The same is true, by the way, of African American culture: when songs are about events, they tend to emote about them, highlight individual incidents, etc, but not give a narrative. So songs about disasters tend to be lyric laments, not ballads. These are tendencies, not hard and fast rules, so "Blues Ballads" do exist, as do Gaelic ballads. But they're not that common.
I was not aware that the debate was about tunes. In my mind it was about the songs "The Unfortunate Rake" and "Rocking The Cradle." Since songs like these travel on printed broadsides without their tunes, often they will have different tunes in different places. I was talking about the words when I said the evidence pointed to an English origin. Once again, I mean not to impugn anyone or any theory, I'm just saying where the (admittedly imperfect) evidence points us. As for the tunes, they could well be Irish--I don't even know if the tune you are thinking of is the same one I know.
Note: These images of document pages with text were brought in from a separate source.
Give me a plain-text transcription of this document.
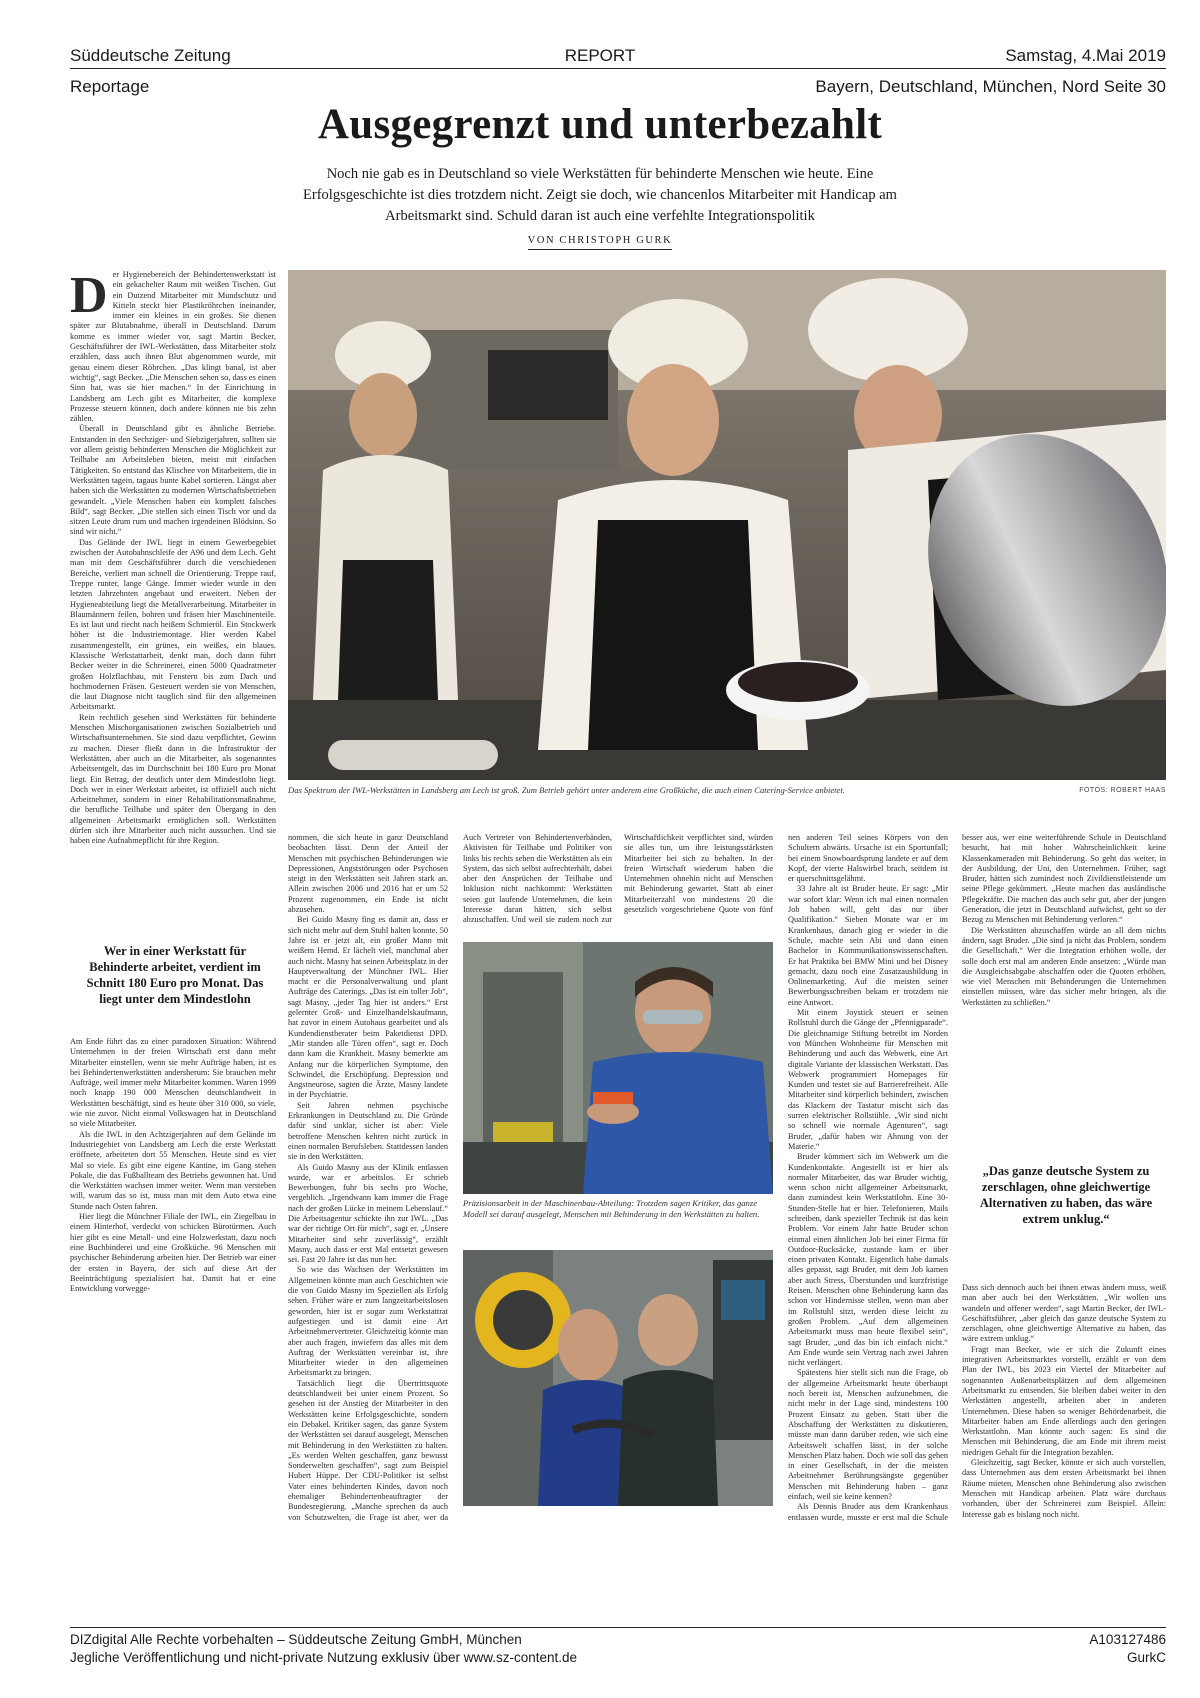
Süddeutsche Zeitung	REPORT	Samstag, 4.Mai 2019
Reportage	Bayern, Deutschland, München, Nord Seite 30
Ausgegrenzt und unterbezahlt
Noch nie gab es in Deutschland so viele Werkstätten für behinderte Menschen wie heute. Eine Erfolgsgeschichte ist dies trotzdem nicht. Zeigt sie doch, wie chancenlos Mitarbeiter mit Handicap am Arbeitsmarkt sind. Schuld daran ist auch eine verfehlte Integrationspolitik
VON CHRISTOPH GURK
Das Spektrum der IWL-Werkstätten in Landsberg am Lech ist groß. Zum Betrieb gehört unter anderem eine Großküche, die auch einen Catering-Service anbietet.	FOTOS: ROBERT HAAS
D er Hygienebereich der Behindertenwerkstatt ist ein gekachelter Raum mit weißen Tischen. Gut ein Dutzend Mitarbeiter mit Mundschutz und Kitteln steckt hier Plastikröhrchen ineinander, immer ein kleines in ein großes. Sie dienen später zur Blutabnahme, überall in Deutschland. Darum komme es immer wieder vor, sagt Martin Becker, Geschäftsführer der IWL-Werkstätten, dass Mitarbeiter stolz erzählen, dass auch ihnen Blut abgenommen wurde, mit genau einem dieser Röhrchen. „Das klingt banal, ist aber wichtig“, sagt Becker. „Die Menschen sehen so, dass es einen Sinn hat, was sie hier machen.“ In der Einrichtung in Landsberg am Lech gibt es Mitarbeiter, die komplexe Prozesse steuern können, doch andere können nie bis zehn zählen.

Überall in Deutschland gibt es ähnliche Betriebe. Entstanden in den Sechziger- und Siebzigerjahren, sollten sie vor allem geistig behinderten Menschen die Möglichkeit zur Teilhabe am Arbeitsleben bieten, meist mit einfachen Tätigkeiten. So entstand das Klischee von Mitarbeitern, die in Werkstätten tagein, tagaus bunte Kabel sortieren. Längst aber haben sich die Werkstätten zu modernen Wirtschaftsbetrieben gewandelt. „Viele Menschen haben ein komplett falsches Bild“, sagt Becker. „Die stellen sich einen Tisch vor und da sitzen Leute drum rum und machen irgendeinen Blödsinn. So sind wir nicht.“

Das Gelände der IWL liegt in einem Gewerbegebiet zwischen der Autobahnschleife der A96 und dem Lech. Geht man mit dem Geschäftsführer durch die verschiedenen Bereiche, verliert man schnell die Orientierung. Treppe rauf, Treppe runter, lange Gänge. Immer wieder wurde in den letzten Jahrzehnten angebaut und erweitert. Neben der Hygieneabteilung liegt die Metallverarbeitung. Mitarbeiter in Blaumännern feilen, bohren und fräsen hier Maschinenteile. Es ist laut und riecht nach heißem Schmieröl. Ein Stockwerk höher ist die Industriemontage. Hier werden Kabel zusammengestellt, ein grünes, ein weißes, ein blaues. Klassische Werkstattarbeit, denkt man, doch dann führt Becker weiter in die Schreinerei, einen 5000 Quadratmeter großen Holzflachbau, mit Fenstern bis zum Dach und hochmodernen Fräsen. Gesteuert werden sie von Menschen, die laut Diagnose nicht tauglich sind für den allgemeinen Arbeitsmarkt.

Rein rechtlich gesehen sind Werkstätten für behinderte Menschen Mischorganisationen zwischen Sozialbetrieb und Wirtschaftsunternehmen. Sie sind dazu verpflichtet, Gewinn zu machen. Dieser fließt dann in die Infrastruktur der Werkstätten, aber auch an die Mitarbeiter, als sogenanntes Arbeitsentgelt, das im Durchschnitt bei 180 Euro pro Monat liegt. Ein Betrag, der deutlich unter dem Mindestlohn liegt. Doch wer in einer Werkstatt arbeitet, ist offiziell auch nicht Arbeitnehmer, sondern in einer Rehabilitationsmaßnahme, die berufliche Teilhabe und später den Übergang in den allgemeinen Arbeitsmarkt ermöglichen soll. Werkstätten dürfen sich ihre Mitarbeiter auch nicht aussuchen. Und sie haben eine Aufnahmepflicht für ihre Region.

Wer in einer Werkstatt für Behinderte arbeitet, verdient im Schnitt 180 Euro pro Monat. Das liegt unter dem Mindestlohn

Am Ende führt das zu einer paradoxen Situation: Während Unternehmen in der freien Wirtschaft erst dann mehr Mitarbeiter einstellen, wenn sie mehr Aufträge haben, ist es bei Behindertenwerkstätten andersherum: Sie brauchen mehr Aufträge, weil immer mehr Mitarbeiter kommen. Waren 1999 noch knapp 190 000 Menschen deutschlandweit in Werkstätten beschäftigt, sind es heute über 310 000, so viele, wie nie zuvor. Nicht einmal Volkswagen hat in Deutschland so viele Mitarbeiter.

Als die IWL in den Achtzigerjahren auf dem Gelände im Industriegebiet von Landsberg am Lech die erste Werkstatt eröffnete, arbeiteten dort 55 Menschen. Heute sind es vier Mal so viele. Es gibt eine eigene Kantine, im Gang stehen Pokale, die das Fußballteam des Betriebs gewonnen hat. Und die Werkstätten wachsen immer weiter. Wenn man versteben will, warum das so ist, muss man mit dem Auto etwa eine Stunde nach Osten fahren.

Hier liegt die Münchner Filiale der IWL, ein Ziegelbau in einem Hinterhof, verdeckt von schicken Bürotürmen. Auch hier gibt es eine Metall- und eine Holzwerkstatt, dazu noch eine Buchbinderei und eine Großküche. 96 Menschen mit psychischer Behinderung arbeiten hier. Der Betrieb war einer der ersten in Bayern, der sich auf diese Art der Beeinträchtigung spezialisiert hat. Damit hat er eine Entwicklung vorwegge-

nommen, die sich heute in ganz Deutschland beobachten lässt. Denn der Anteil der Menschen mit psychischen Behinderungen wie Depressionen, Angststörungen oder Psychosen steigt in den Werkstätten seit Jahren stark an. Allein zwischen 2006 und 2016 hat er um 52 Prozent zugenommen, ein Ende ist nicht abzusehen.

Bei Guido Masny fing es damit an, dass er sich nicht mehr auf dem Stuhl halten konnte. 50 Jahre ist er jetzt alt, ein großer Mann mit weißem Hemd. Er lächelt viel, manchmal aber auch nicht. Masny hat seinen Arbeitsplatz in der Hauptverwaltung der Münchner IWL. Hier macht er die Personalverwaltung und plant Aufträge des Caterings. „Das ist ein toller Job“, sagt Masny, „jeder Tag hier ist anders.“ Erst gelernter Groß- und Einzelhandelskaufmann, hat zuvor in einem Autohaus gearbeitet und als Kundendienstberater beim Paketdienst DPD. „Mir standen alle Türen offen“, sagt er. Doch dann kam die Krankheit. Masny bemerkte am Anfang nur die körperlichen Symptome, den Schwindel, die Erschöpfung. Depression und Angstneurose, sagten die Ärzte, Masny landete in der Psychiatrie.

Seit Jahren nehmen psychische Erkrankungen in Deutschland zu. Die Gründe dafür sind unklar, sicher ist aber: Viele betroffene Menschen kehren nicht zurück in einen normalen Berufsleben. Stattdessen landen sie in den Werkstätten.

Als Guido Masny aus der Klinik entlassen wurde, war er arbeitslos. Er schrieb Bewerbungen, fuhr bis sechs pro Woche, vergeblich. „Irgendwann kam immer die Frage nach der großen Lücke in meinem Lebenslauf.“ Die Arbeitsagentur schickte ihn zur IWL. „Das war der richtige Ort für mich“, sagt er. „Unsere Mitarbeiter sind sehr zuverlässig“, erzählt Masny, auch dass er erst Mal entsetzt gewesen sei. Fast 20 Jahre ist das nun her.

So wie das Wachsen der Werkstätten im Allgemeinen könnte man auch Geschichten wie die von Guido Masny im Speziellen als Erfolg sehen. Früher wäre er zum langzeitarbeitslosen geworden, hier ist er sogar zum Werkstattrat aufgestiegen und ist damit eine Art Arbeitnehmervertreter. Gleichzeitig könnte man aber auch fragen, inwiefern das alles mit dem Auftrag der Werkstätten vereinbar ist, ihre Mitarbeiter wieder in den allgemeinen Arbeitsmarkt zu bringen.

Tatsächlich liegt die Übertrittsquote deutschlandweit bei unter einem Prozent. So gesehen ist der Anstieg der Mitarbeiter in den Werkstätten keine Erfolgsgeschichte, sondern ein Debakel. Kritiker sagen, das ganze System der Werkstätten sei darauf ausgelegt, Menschen mit Behinderung in den Werkstätten zu halten. „Es werden Welten geschaffen, ganz bewusst Sonderwelten geschaffen“, sagt zum Beispiel Hubert Hüppe. Der CDU-Politiker ist selbst Vater eines behinderten Kindes, davon noch ehemaliger Behindertenbeauftragter der Bundesregierung. „Manche sprechen da auch von Schutzwelten, die Frage ist aber, wer da

Auch Vertreter von Behindertenverbänden, Aktivisten für Teilhabe und Politiker von links bis rechts sehen die Werkstätten als ein System, das sich selbst aufrechterhält, dabei aber den Ansprüchen der Teilhabe und Inklusion nicht nachkommt: Werkstätten seien gut laufende Unternehmen, die kein Interesse daran hätten, sich selbst abzuschaffen. Und weil sie zudem noch zur Wirtschaftlichkeit verpflichtet sind, würden sie alles tun, um ihre leistungsstärksten Mitarbeiter bei sich zu behalten. In der freien Wirtschaft wiederum haben die Unternehmen ohnehin nicht auf Menschen mit Behinderung gewartet. Statt ab einer Mitarbeiterzahl von mindestens 20 die gesetzlich vorgeschriebene Quote von fünf

Präzisionsarbeit in der Maschinenbau-Abteilung: Trotzdem sagen Kritiker, das ganze Modell sei darauf ausgelegt, Menschen mit Behinderung in den Werkstätten zu halten.

nen anderen Teil seines Körpers von den Schultern abwärts. Ursache ist ein Sportunfall; bei einem Snowboardsprung landete er auf dem Kopf, der vierte Halswirbel brach, seitdem ist er querschnittsgelähmt.

33 Jahre alt ist Bruder heute. Er sagt: „Mir war sofort klar: Wenn ich mal einen normalen Job haben will, geht das nur über Qualifikation.“ Sieben Monate war er im Krankenhaus, danach ging er wieder in die Schule, machte sein Abi und dann einen Bachelor in Kommunikationswissenschaften. Er hat Praktika bei BMW Mini und bei Disney gemacht, dazu noch eine Zusatzausbildung in Onlinemarketing. Auf die meisten seiner Bewerbungsschreiben bekam er trotzdem nie eine Antwort.

Mit einem Joystick steuert er seinen Rollstuhl durch die Gänge der „Pfennigparade“. Die gleichnamige Stiftung betreibt im Norden von München Wohnheime für Menschen mit Behinderung und auch das Webwerk, eine Art digitale Variante der klassischen Werkstatt. Das Webwerk programmiert Homepages für Kunden und testet sie auf Barrierefreiheit. Alle Mitarbeiter sind körperlich behindert, zwischen das Klackern der Tastatur mischt sich das surren elektrischer Rollstühle. „Wir sind nicht so schnell wie normale Agenturen“, sagt Bruder, „dafür haben wir Ahnung von der Materie.“

Bruder kümmert sich im Webwerk um die Kundenkontakte. Angestellt ist er hier als normaler Mitarbeiter, das war Bruder wichtig, wenn schon nicht allgemeiner Arbeitsmarkt, dann zumindest kein Werkstattlohn. Eine 30-Stunden-Stelle hat er hier. Telefonieren, Mails schreiben, dank spezieller Technik ist das kein Problem. Vor einem Jahr hatte Bruder schon einmal einen ähnlichen Job bei einer Firma für Outdoor-Rucksäcke, zustande kam er über einen privaten Kontakt. Eigentlich habe damals alles gepasst, sagt Bruder, mit dem Job kamen aber auch Stress, Überstunden und kurzfristige Reisen. Menschen ohne Behinderung kann das schon vor Hindernisse stellen, wenn man aber im Rollstuhl sitzt, werden diese leicht zu großen Problem. „Auf dem allgemeinen Arbeitsmarkt muss man heute flexibel sein“, sagt Bruder, „und das bin ich einfach nicht.“ Am Ende wurde sein Vertrag nach zwei Jahren nicht verlängert.

Spätestens hier stellt sich nun die Frage, ob der allgemeine Arbeitsmarkt heute überhaupt noch bereit ist, Menschen aufzunehmen, die nicht mehr in der Lage sind, mindestens 100 Prozent Einsatz zu geben. Statt über die Abschaffung der Werkstätten zu diskutieren, müsste man dann darüber reden, wie sich eine Arbeitswelt schaffen lässt, in der solche Menschen Platz haben. Doch wie soll das gehen in einer Gesellschaft, in der die meisten Arbeitnehmer Berührungsängste gegenüber Menschen mit Behinderung haben – ganz einfach, weil sie keine kennen?

Als Dennis Bruder aus dem Krankenhaus entlassen wurde, musste er erst mal die Schule

besser aus, wer eine weiterführende Schule in Deutschland besucht, hat mit hoher Wahrscheinlichkeit keine Klassenkameraden mit Behinderung. So geht das weiter, in der Ausbildung, der Uni, den Unternehmen. Früher, sagt Bruder, hätten sich zumindest noch Zivildienstleistende um seine Pflege gekümmert. „Heute machen das ausländische Pflegekräfte. Die machen das auch sehr gut, aber der jungen Generation, die jetzt in Deutschland aufwächst, geht so der Bezug zu Menschen mit Behinderung verloren.“

Die Werkstätten abzuschaffen würde an all dem nichts ändern, sagt Bruder. „Die sind ja nicht das Problem, sondern die Gesellschaft.“ Wer die Integration erhöhen wolle, der solle doch erst mal am anderen Ende ansetzen: „Würde man die Ausgleichsabgabe abschaffen oder die Quoten erhöhen, wie viel Menschen mit Behinderungen die Unternehmen einstellen müssen, wäre das sicher mehr bringen, als die Werkstätten zu schließen.“

„Das ganze deutsche System zu zerschlagen, ohne gleichwertige Alternativen zu haben, das wäre extrem unklug.“

Dass sich dennoch auch bei ihnen etwas ändern muss, weiß man aber auch bei den Werkstätten. „Wir wollen uns wandeln und offener werden“, sagt Martin Becker, der IWL-Geschäftsführer, „aber gleich das ganze deutsche System zu zerschlagen, ohne gleichwertige Alternative zu haben, das wäre extrem unklug.“

Fragt man Becker, wie er sich die Zukunft eines integrativen Arbeitsmarktes vorstellt, erzählt er von dem Plan der IWL, bis 2023 ein Viertel der Mitarbeiter auf sogenannten Außenarbeitsplätzen auf dem allgemeinen Arbeitsmarkt zu entsenden. Sie bleiben dabei weiter in den Werkstätten angestellt, arbeiten aber in anderen Unternehmen. Diese haben so weniger Behördenarbeit, die Mitarbeiter haben am Ende allerdings auch den geringen Werkstattlohn. Man könnte auch sagen: Es sind die Menschen mit Behinderung, die am Ende mit ihrem meist niedrigen Gehalt für die Integration bezahlen.

Gleichzeitig, sagt Becker, könnte er sich auch vorstellen, dass Unternehmen aus dem ersten Arbeitsmarkt bei ihnen Räume mieten, Menschen ohne Behinderung also zwischen Menschen mit Handicap arbeiten. Platz wäre durchaus vorhanden, über der Schreinerei zum Beispiel. Allein: Interesse gab es bislang noch nicht.

DIZdigital Alle Rechte vorbehalten – Süddeutsche Zeitung GmbH, München
Jegliche Veröffentlichung und nicht-private Nutzung exklusiv über www.sz-content.de
A103127486
GurkC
Amos: it is possible that the version you know is obviously Irish without that meaning that the song originated in Ireland. The version I know is obviously Australian, because it mentions Kiandra. But the place name was introduced to the song by A.L. Lloyd. Before that, it was still Australian (collected from an Australian woman), but you couldn't tell that from the words or tune.
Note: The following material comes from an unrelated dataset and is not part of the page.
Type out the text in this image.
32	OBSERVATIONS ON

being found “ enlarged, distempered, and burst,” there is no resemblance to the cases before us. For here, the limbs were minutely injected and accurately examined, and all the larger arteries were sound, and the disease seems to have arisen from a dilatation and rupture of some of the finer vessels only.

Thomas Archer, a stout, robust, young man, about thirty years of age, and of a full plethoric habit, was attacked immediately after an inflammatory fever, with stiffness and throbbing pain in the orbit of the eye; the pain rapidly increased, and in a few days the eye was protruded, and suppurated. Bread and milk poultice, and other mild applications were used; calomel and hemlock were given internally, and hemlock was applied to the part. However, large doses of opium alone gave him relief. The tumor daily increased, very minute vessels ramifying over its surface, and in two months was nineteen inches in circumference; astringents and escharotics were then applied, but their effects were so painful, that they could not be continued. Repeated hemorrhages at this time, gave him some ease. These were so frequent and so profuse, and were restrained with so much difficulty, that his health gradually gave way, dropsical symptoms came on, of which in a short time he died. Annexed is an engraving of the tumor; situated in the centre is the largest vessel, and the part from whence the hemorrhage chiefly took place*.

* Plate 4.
It would be interesting to see if there are systematic differences between English and Irish versions of these songs--what folklorists call "oicotypes." If there are, we could see which oicotypes were closest to "Git Along Little Dogies" and "Streets of Laredo," and that would confirm or disprove an Irish source for the Texas versions. But this is a huge project that Jed probably doesn't want to get into! Most often people in his position just fudge slightly and assume an Irish source. This would not stand scholarly scrutiny, but it's fine for creating an interesting program for audiences that still isn't historically impossible.